Superintendent’s Spotlight: Cristina Ceglia


Superintendent’s Spotlight: Cristina Ceglia

June 18, 2024

Warwick Valley High School senior Cristina Ceglia was one of eight students to take on the high school’s Senior Project course, a nationally recognized program that combines project-based learning, real-world performance opportunities and professional networking. To complete Senior Project, students must meet the demands of the project’s “Four P’s”: choose a Project, write a Paper, build a Portfolio, and give an adjudicated Presentation.

Cristina’s project was a poignant documentary that delves into the lives of first responders affected by 9/11. The impact of her excellent production has extended beyond the walls of Warwick Valley, earning a place in the 9/11 Museum & Memorial archives, a recognition Cristina said she never could have anticipated or even imagined.

“I began reaching out to survivors and first responders last October,” Cristina explained. “One of my subjects is a survivor of the 9/11 attacks who worked in the towers. Once they saw what I had in mind, they encouraged me to aim even higher than just a school project.”

Cristina worked on her film from October through May, and her project culminated in a well-received presentation to the district’s Senior Project adjudication board in June. Cristina said it was the belief that people shared in the potential influence of her documentary that encouraged her to submit the film to the 9/11 archive for consideration. Despite lingering reservations about publicizing her project, she now reflects proudly on its journey, and said she felt overwhelmed when she got the news that her documentary had been accepted. “I got an email confirming that it was being placed in the archives, and it was such a surreal moment,” she recalled.

Cristina was an exchange student this year, born and raised in Italy to a family of non-English speakers, and the first WVHS exchange student to take part in the Senior Project! Cristina said that her journey to the states was initially driven by a passion for languages and cultural exchange. “Learning English became my goal at a young age,” she said. “I started attending language camps in Ireland when I was 10, and by the time I was in eighth grade, or maybe my freshman year, I knew that I wanted to try and study in the US.” But she also knew how expensive that prospect could be, so, without her parents’ knowledge, Cristina applied for – and won – a scholarship to study abroad. The award made her exchange year in Warwick possible.
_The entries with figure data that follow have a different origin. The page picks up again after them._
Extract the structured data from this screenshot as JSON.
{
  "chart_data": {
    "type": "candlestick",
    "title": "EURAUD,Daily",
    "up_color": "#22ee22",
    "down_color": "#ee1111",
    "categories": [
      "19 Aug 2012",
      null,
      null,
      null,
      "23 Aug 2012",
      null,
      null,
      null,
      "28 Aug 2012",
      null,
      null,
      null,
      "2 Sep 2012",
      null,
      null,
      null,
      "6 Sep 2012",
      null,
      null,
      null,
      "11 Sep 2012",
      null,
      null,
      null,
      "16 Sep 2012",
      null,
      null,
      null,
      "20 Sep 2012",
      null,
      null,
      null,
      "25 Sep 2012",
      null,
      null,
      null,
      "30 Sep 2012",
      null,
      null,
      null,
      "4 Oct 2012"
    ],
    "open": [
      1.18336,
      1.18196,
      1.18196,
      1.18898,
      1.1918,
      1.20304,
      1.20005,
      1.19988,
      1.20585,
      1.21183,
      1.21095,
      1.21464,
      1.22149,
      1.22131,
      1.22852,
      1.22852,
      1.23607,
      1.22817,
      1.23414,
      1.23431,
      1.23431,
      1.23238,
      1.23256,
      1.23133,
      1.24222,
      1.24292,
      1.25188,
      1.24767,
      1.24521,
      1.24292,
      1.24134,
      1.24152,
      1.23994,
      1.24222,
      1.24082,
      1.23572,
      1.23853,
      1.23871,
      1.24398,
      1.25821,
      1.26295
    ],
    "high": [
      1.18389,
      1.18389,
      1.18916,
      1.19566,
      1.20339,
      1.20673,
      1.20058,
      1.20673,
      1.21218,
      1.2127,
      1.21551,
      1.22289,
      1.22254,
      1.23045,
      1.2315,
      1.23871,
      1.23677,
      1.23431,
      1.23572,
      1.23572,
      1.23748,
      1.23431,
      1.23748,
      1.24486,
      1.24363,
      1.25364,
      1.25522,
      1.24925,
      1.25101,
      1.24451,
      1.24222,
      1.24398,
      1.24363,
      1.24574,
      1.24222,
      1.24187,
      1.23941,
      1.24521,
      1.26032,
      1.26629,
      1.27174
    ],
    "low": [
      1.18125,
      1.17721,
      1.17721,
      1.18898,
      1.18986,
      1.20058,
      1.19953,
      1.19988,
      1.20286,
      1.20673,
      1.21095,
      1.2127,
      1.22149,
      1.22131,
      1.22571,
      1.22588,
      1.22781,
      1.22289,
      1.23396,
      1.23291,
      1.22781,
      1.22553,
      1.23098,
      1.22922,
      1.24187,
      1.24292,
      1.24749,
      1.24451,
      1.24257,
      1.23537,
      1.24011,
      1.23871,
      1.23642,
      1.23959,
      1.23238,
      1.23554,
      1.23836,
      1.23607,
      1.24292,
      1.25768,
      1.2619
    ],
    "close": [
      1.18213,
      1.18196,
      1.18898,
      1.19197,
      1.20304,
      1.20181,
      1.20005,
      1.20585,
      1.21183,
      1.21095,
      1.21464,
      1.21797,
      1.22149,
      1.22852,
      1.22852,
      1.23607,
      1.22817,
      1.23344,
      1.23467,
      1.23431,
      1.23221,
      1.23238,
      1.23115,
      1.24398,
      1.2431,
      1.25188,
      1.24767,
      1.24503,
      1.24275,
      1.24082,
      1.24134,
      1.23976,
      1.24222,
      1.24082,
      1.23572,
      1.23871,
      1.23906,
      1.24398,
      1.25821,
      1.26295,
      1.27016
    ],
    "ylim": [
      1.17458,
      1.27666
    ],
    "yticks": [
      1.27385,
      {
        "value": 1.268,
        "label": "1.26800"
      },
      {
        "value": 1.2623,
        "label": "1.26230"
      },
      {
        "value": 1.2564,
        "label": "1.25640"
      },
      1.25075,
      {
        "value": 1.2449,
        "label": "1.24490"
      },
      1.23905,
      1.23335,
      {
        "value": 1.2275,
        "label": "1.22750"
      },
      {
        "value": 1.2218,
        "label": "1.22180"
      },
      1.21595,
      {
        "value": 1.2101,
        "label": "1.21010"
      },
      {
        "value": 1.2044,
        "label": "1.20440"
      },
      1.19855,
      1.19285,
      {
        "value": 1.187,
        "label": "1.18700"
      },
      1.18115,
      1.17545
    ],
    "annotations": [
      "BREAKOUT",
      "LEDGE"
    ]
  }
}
Her documentary, meticulously crafted over months of interviews, research, writing, shooting and editing, aimed to highlight the critical role of first responders, and to never forget the gravity of their sacrifices. “Growing up with both of my parents in law enforcement, I witnessed firsthand the sacrifices they make,” Cristina reflects. She said her father had actually been called away on an emergency detail not long before she left for America. “I wasn’t sure he’d make it back in time for me to say goodbye, but he did. So, with the documentary, I just wanted to remind my peers of the importance of these roles, especially in times of crisis.”
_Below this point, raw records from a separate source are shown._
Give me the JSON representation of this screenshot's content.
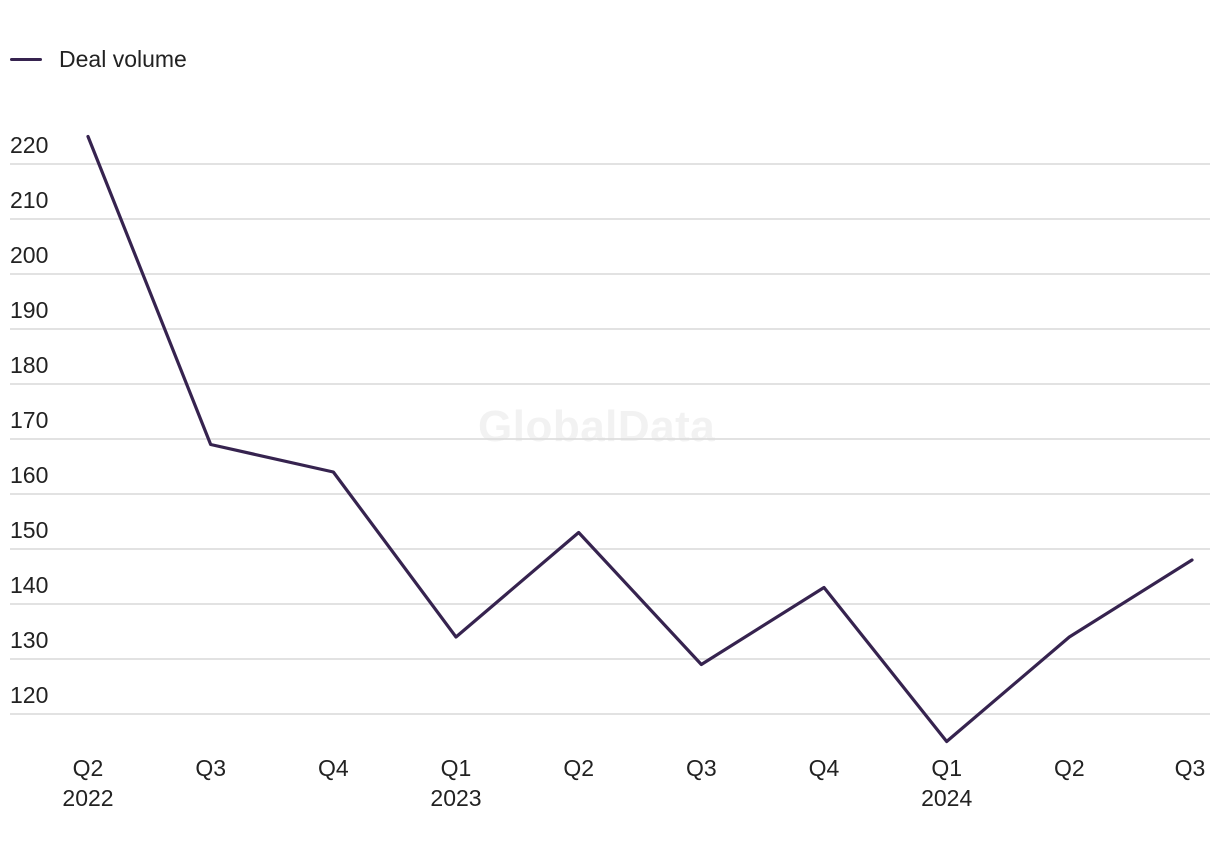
{
  "legend": {
    "label": "Deal volume"
  },
  "watermark": "GlobalData",
  "colors": {
    "series": "#36234f",
    "grid": "#d9d9d9"
  },
  "chart_data": {
    "type": "line",
    "categories": [
      "Q2 2022",
      "Q3",
      "Q4",
      "Q1 2023",
      "Q2",
      "Q3",
      "Q4",
      "Q1 2024",
      "Q2",
      "Q3"
    ],
    "category_labels": [
      [
        "Q2",
        "2022"
      ],
      [
        "Q3",
        ""
      ],
      [
        "Q4",
        ""
      ],
      [
        "Q1",
        "2023"
      ],
      [
        "Q2",
        ""
      ],
      [
        "Q3",
        ""
      ],
      [
        "Q4",
        ""
      ],
      [
        "Q1",
        "2024"
      ],
      [
        "Q2",
        ""
      ],
      [
        "Q3",
        ""
      ]
    ],
    "series": [
      {
        "name": "Deal volume",
        "values": [
          225,
          169,
          164,
          134,
          153,
          129,
          143,
          115,
          134,
          148
        ]
      }
    ],
    "yticks": [
      120,
      130,
      140,
      150,
      160,
      170,
      180,
      190,
      200,
      210,
      220
    ],
    "ylim": [
      113,
      227
    ],
    "grid": true,
    "legend_position": "top-left"
  }
}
Reflecting on her experience, Cristina acknowledges the challenges of coordinating interviews and navigating unfamiliar processes. “Organizing interviews was daunting, but the support of responders like Mr. Raph, Ms. Keneally, Mr. Fleming, and the 9/11 Museum made it possible. It all came together.”

Looking ahead, Cristina plans to attend Baruch College in New York City, where she will major in international and public affairs, with aspirations of becoming an attorney. Her dedication to her project and academic pursuits has been a testament to her passion for advocacy.
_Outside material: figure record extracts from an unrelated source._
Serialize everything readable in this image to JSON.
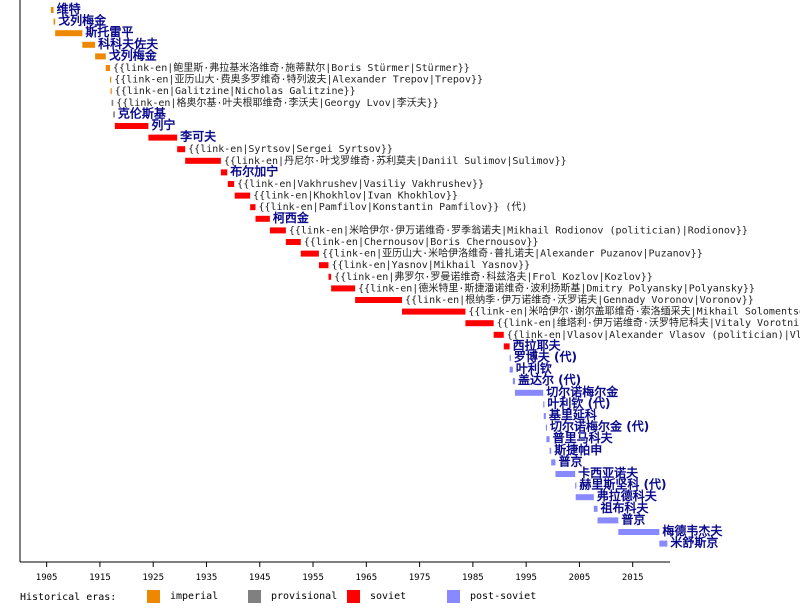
{
  "chart_data": {
    "type": "bar",
    "subtype": "timeline-gantt",
    "title": "",
    "xlabel": "",
    "ylabel": "",
    "xlim": [
      1900,
      2022
    ],
    "x_ticks": [
      1905,
      1915,
      1925,
      1935,
      1945,
      1955,
      1965,
      1975,
      1985,
      1995,
      2005,
      2015
    ],
    "grid": false,
    "era_colors": {
      "imperial": "#ee8800",
      "provisional": "#808080",
      "soviet": "#ff0000",
      "post-soviet": "#8888ff"
    },
    "legend": {
      "title": "Historical eras:",
      "placement": "bottom",
      "items": [
        {
          "label": "imperial",
          "era": "imperial"
        },
        {
          "label": "provisional",
          "era": "provisional"
        },
        {
          "label": "soviet",
          "era": "soviet"
        },
        {
          "label": "post-soviet",
          "era": "post-soviet"
        }
      ]
    },
    "series": [
      {
        "label": "维特",
        "start": 1905.8,
        "end": 1906.3,
        "era": "imperial",
        "link": true
      },
      {
        "label": "戈列梅金",
        "start": 1906.3,
        "end": 1906.6,
        "era": "imperial",
        "link": true
      },
      {
        "label": "斯托雷平",
        "start": 1906.6,
        "end": 1911.7,
        "era": "imperial",
        "link": true
      },
      {
        "label": "科科夫佐夫",
        "start": 1911.7,
        "end": 1914.1,
        "era": "imperial",
        "link": true
      },
      {
        "label": "戈列梅金",
        "start": 1914.1,
        "end": 1916.1,
        "era": "imperial",
        "link": true
      },
      {
        "label": "{{link-en|鲍里斯·弗拉基米洛维奇·施蒂默尔|Boris Stürmer|Stürmer}}",
        "start": 1916.1,
        "end": 1916.9,
        "era": "imperial",
        "link": false
      },
      {
        "label": "{{link-en|亚历山大·费奥多罗维奇·特列波夫|Alexander Trepov|Trepov}}",
        "start": 1916.9,
        "end": 1917.0,
        "era": "imperial",
        "link": false
      },
      {
        "label": "{{link-en|Galitzine|Nicholas Galitzine}}",
        "start": 1917.0,
        "end": 1917.2,
        "era": "imperial",
        "link": false
      },
      {
        "label": "{{link-en|格奥尔基·叶夫根耶维奇·李沃夫|Georgy Lvov|李沃夫}}",
        "start": 1917.2,
        "end": 1917.5,
        "era": "provisional",
        "link": false
      },
      {
        "label": "克伦斯基",
        "start": 1917.5,
        "end": 1917.8,
        "era": "provisional",
        "link": true
      },
      {
        "label": "列宁",
        "start": 1917.8,
        "end": 1924.1,
        "era": "soviet",
        "link": true
      },
      {
        "label": "李可夫",
        "start": 1924.1,
        "end": 1929.5,
        "era": "soviet",
        "link": true
      },
      {
        "label": "{{link-en|Syrtsov|Sergei Syrtsov}}",
        "start": 1929.5,
        "end": 1931.0,
        "era": "soviet",
        "link": false
      },
      {
        "label": "{{link-en|丹尼尔·叶戈罗维奇·苏利莫夫|Daniil Sulimov|Sulimov}}",
        "start": 1931.0,
        "end": 1937.7,
        "era": "soviet",
        "link": false
      },
      {
        "label": "布尔加宁",
        "start": 1937.7,
        "end": 1938.9,
        "era": "soviet",
        "link": true
      },
      {
        "label": "{{link-en|Vakhrushev|Vasiliy Vakhrushev}}",
        "start": 1939.0,
        "end": 1940.2,
        "era": "soviet",
        "link": false
      },
      {
        "label": "{{link-en|Khokhlov|Ivan Khokhlov}}",
        "start": 1940.3,
        "end": 1943.2,
        "era": "soviet",
        "link": false
      },
      {
        "label": "{{link-en|Pamfilov|Konstantin Pamfilov}} (代)",
        "start": 1943.2,
        "end": 1944.2,
        "era": "soviet",
        "link": false
      },
      {
        "label": "柯西金",
        "start": 1944.2,
        "end": 1946.9,
        "era": "soviet",
        "link": true
      },
      {
        "label": "{{link-en|米哈伊尔·伊万诺维奇·罗季翁诺夫|Mikhail Rodionov (politician)|Rodionov}}",
        "start": 1946.9,
        "end": 1949.9,
        "era": "soviet",
        "link": false
      },
      {
        "label": "{{link-en|Chernousov|Boris Chernousov}}",
        "start": 1949.9,
        "end": 1952.7,
        "era": "soviet",
        "link": false
      },
      {
        "label": "{{link-en|亚历山大·米哈伊洛维奇·普扎诺夫|Alexander Puzanov|Puzanov}}",
        "start": 1952.7,
        "end": 1956.1,
        "era": "soviet",
        "link": false
      },
      {
        "label": "{{link-en|Yasnov|Mikhail Yasnov}}",
        "start": 1956.1,
        "end": 1957.9,
        "era": "soviet",
        "link": false
      },
      {
        "label": "{{link-en|弗罗尔·罗曼诺维奇·科兹洛夫|Frol Kozlov|Kozlov}}",
        "start": 1957.9,
        "end": 1958.4,
        "era": "soviet",
        "link": false
      },
      {
        "label": "{{link-en|德米特里·斯捷潘诺维奇·波利扬斯基|Dmitry Polyansky|Polyansky}}",
        "start": 1958.4,
        "end": 1962.9,
        "era": "soviet",
        "link": false
      },
      {
        "label": "{{link-en|根纳季·伊万诺维奇·沃罗诺夫|Gennady Voronov|Voronov}}",
        "start": 1962.9,
        "end": 1971.7,
        "era": "soviet",
        "link": false
      },
      {
        "label": "{{link-en|米哈伊尔·谢尔盖耶维奇·索洛缅采夫|Mikhail Solomentsev|Solomentsev}}",
        "start": 1971.7,
        "end": 1983.6,
        "era": "soviet",
        "link": false
      },
      {
        "label": "{{link-en|维塔利·伊万诺维奇·沃罗特尼科夫|Vitaly Vorotnikov|Vorotnikov}}",
        "start": 1983.6,
        "end": 1988.9,
        "era": "soviet",
        "link": false
      },
      {
        "label": "{{link-en|Vlasov|Alexander Vlasov (politician)|Vlasov}}",
        "start": 1988.9,
        "end": 1990.8,
        "era": "soviet",
        "link": false
      },
      {
        "label": "西拉耶夫",
        "start": 1990.8,
        "end": 1991.9,
        "era": "soviet",
        "link": true
      },
      {
        "label": "罗博夫 (代)",
        "start": 1991.9,
        "end": 1992.0,
        "era": "post-soviet",
        "link": true
      },
      {
        "label": "叶利钦",
        "start": 1991.9,
        "end": 1992.5,
        "era": "post-soviet",
        "link": true
      },
      {
        "label": "盖达尔 (代)",
        "start": 1992.5,
        "end": 1992.9,
        "era": "post-soviet",
        "link": true
      },
      {
        "label": "切尔诺梅尔金",
        "start": 1992.9,
        "end": 1998.2,
        "era": "post-soviet",
        "link": true
      },
      {
        "label": "叶利钦 (代)",
        "start": 1998.2,
        "end": 1998.3,
        "era": "post-soviet",
        "link": true
      },
      {
        "label": "基里延科",
        "start": 1998.3,
        "end": 1998.7,
        "era": "post-soviet",
        "link": true
      },
      {
        "label": "切尔诺梅尔金 (代)",
        "start": 1998.7,
        "end": 1998.8,
        "era": "post-soviet",
        "link": true
      },
      {
        "label": "普里马科夫",
        "start": 1998.8,
        "end": 1999.4,
        "era": "post-soviet",
        "link": true
      },
      {
        "label": "斯捷帕申",
        "start": 1999.4,
        "end": 1999.7,
        "era": "post-soviet",
        "link": true
      },
      {
        "label": "普京",
        "start": 1999.7,
        "end": 2000.5,
        "era": "post-soviet",
        "link": true
      },
      {
        "label": "卡西亚诺夫",
        "start": 2000.5,
        "end": 2004.2,
        "era": "post-soviet",
        "link": true
      },
      {
        "label": "赫里斯坚科 (代)",
        "start": 2004.2,
        "end": 2004.3,
        "era": "post-soviet",
        "link": true
      },
      {
        "label": "弗拉德科夫",
        "start": 2004.3,
        "end": 2007.7,
        "era": "post-soviet",
        "link": true
      },
      {
        "label": "祖布科夫",
        "start": 2007.7,
        "end": 2008.4,
        "era": "post-soviet",
        "link": true
      },
      {
        "label": "普京",
        "start": 2008.4,
        "end": 2012.3,
        "era": "post-soviet",
        "link": true
      },
      {
        "label": "梅德韦杰夫",
        "start": 2012.3,
        "end": 2020.0,
        "era": "post-soviet",
        "link": true
      },
      {
        "label": "米舒斯京",
        "start": 2020.0,
        "end": 2021.5,
        "era": "post-soviet",
        "link": true
      }
    ]
  }
}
“I hope my documentary serves as a reminder that young people can engage meaningfully with global issues,” Cristina concludes. “We have the capacity to bring about change and foster understanding, even in complex and emotional subjects like 9/11.”

As she prepares to graduate and embark on the next chapter of her academic journey, Cristina remains an inspirational figure within the Warwick Valley community, leaving a legacy of empathy, determination, and cross-cultural understanding.